The archway at Heavener Hall displays an extract from Micah 6:8.
“He has shown you, o man, what is good. And what does the Lord require of you? To act justly and to love mercy and to walk humbly with your God,” it reads.
“The verse inscribed on Heavener Hall is religious, preaches obedience to the Christian God and must be removed,” wrote Andrew Seidel, staff attorney for the Freedom From Religion Foundation (FFRF), in a letter to University of Florida President Kent Fuchs, according to the Alligator.
Seidel insisted that as a public institution, University of Florida was violating the separation of church and state.
“The Supreme Court has said time and again that the ‘First Amendment mandates government neutrality between religion and religion, and between religion and nonreligion,’” Seidel added in the letter. “Public schools, as a part of the government, may not promote, endorse, or advance any religion.”
The FFRF’s intervention has won the support of a student group on campus.
“The explicit instruction to walk humbly with your god almost puts it out to seem that the university is saying that to be a member of the community, to do good in academia here, you must believe in a god,” Michael Johns, president of Gator Freethought, a group which promotes open discussion about religion, commented to the Alligator.
“So we’re not attacking Christianity by saying this,” he continued. “We’re simply asking that the university be respectful towards all of their students and abide by these laws that have been established to ensure at public institutions, especially at a university, that you can feel safe and secure and welcome, regardless of your beliefs.”

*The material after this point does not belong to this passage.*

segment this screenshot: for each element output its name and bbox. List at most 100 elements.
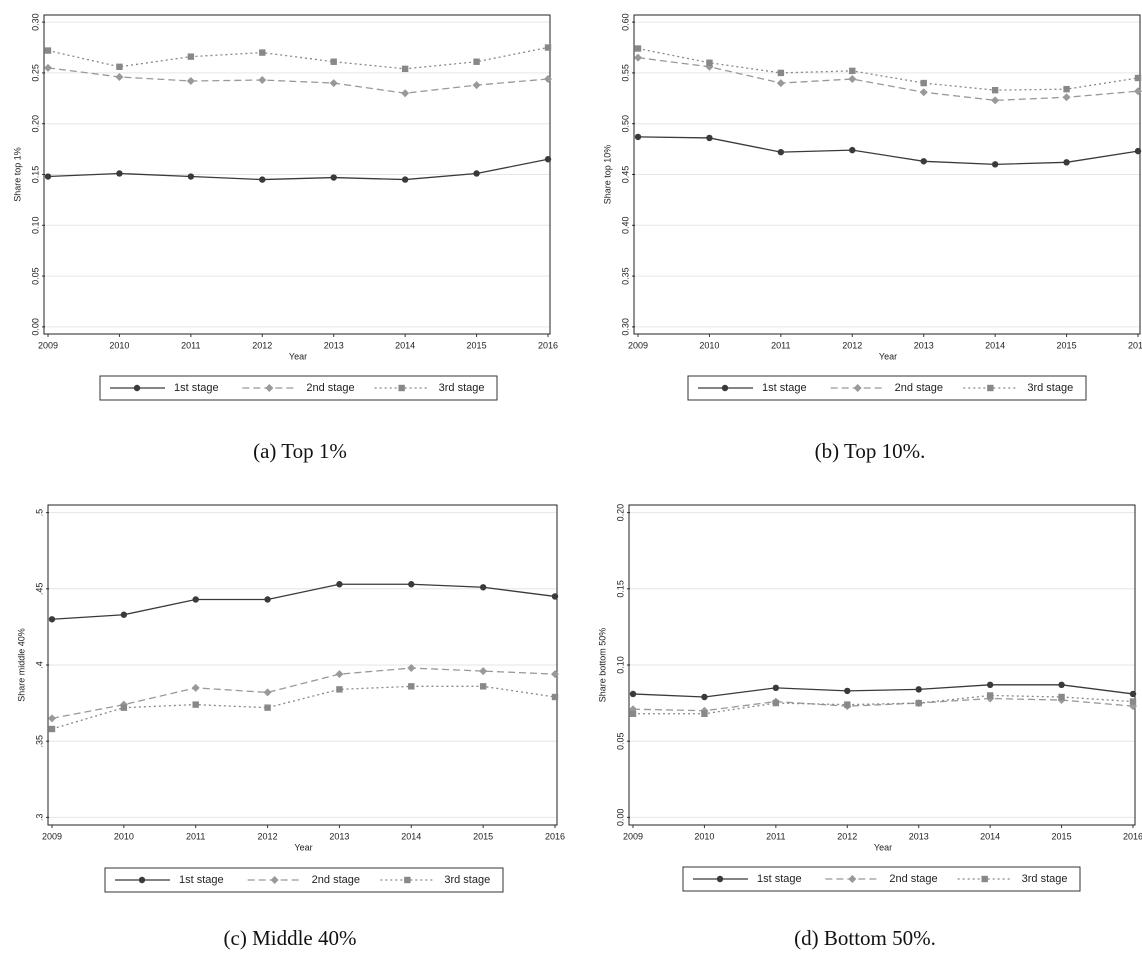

Jarvis Henderson, who is a campus minister with the group Campus Alive, backed the university.
“It’s something that’s motivational, inspirational, and it’s probably something that we hear every day and don’t realize it comes from the Bible,” he stated with reference to the inscription. “I wouldn’t even be mad if they put something from the Quran.”
University spokeswoman Janine Sikes said in a statement that the letter from FFRF was under consideration.
“The University of Florida is committed to complying with the laws that apply to public institutions,” she wrote.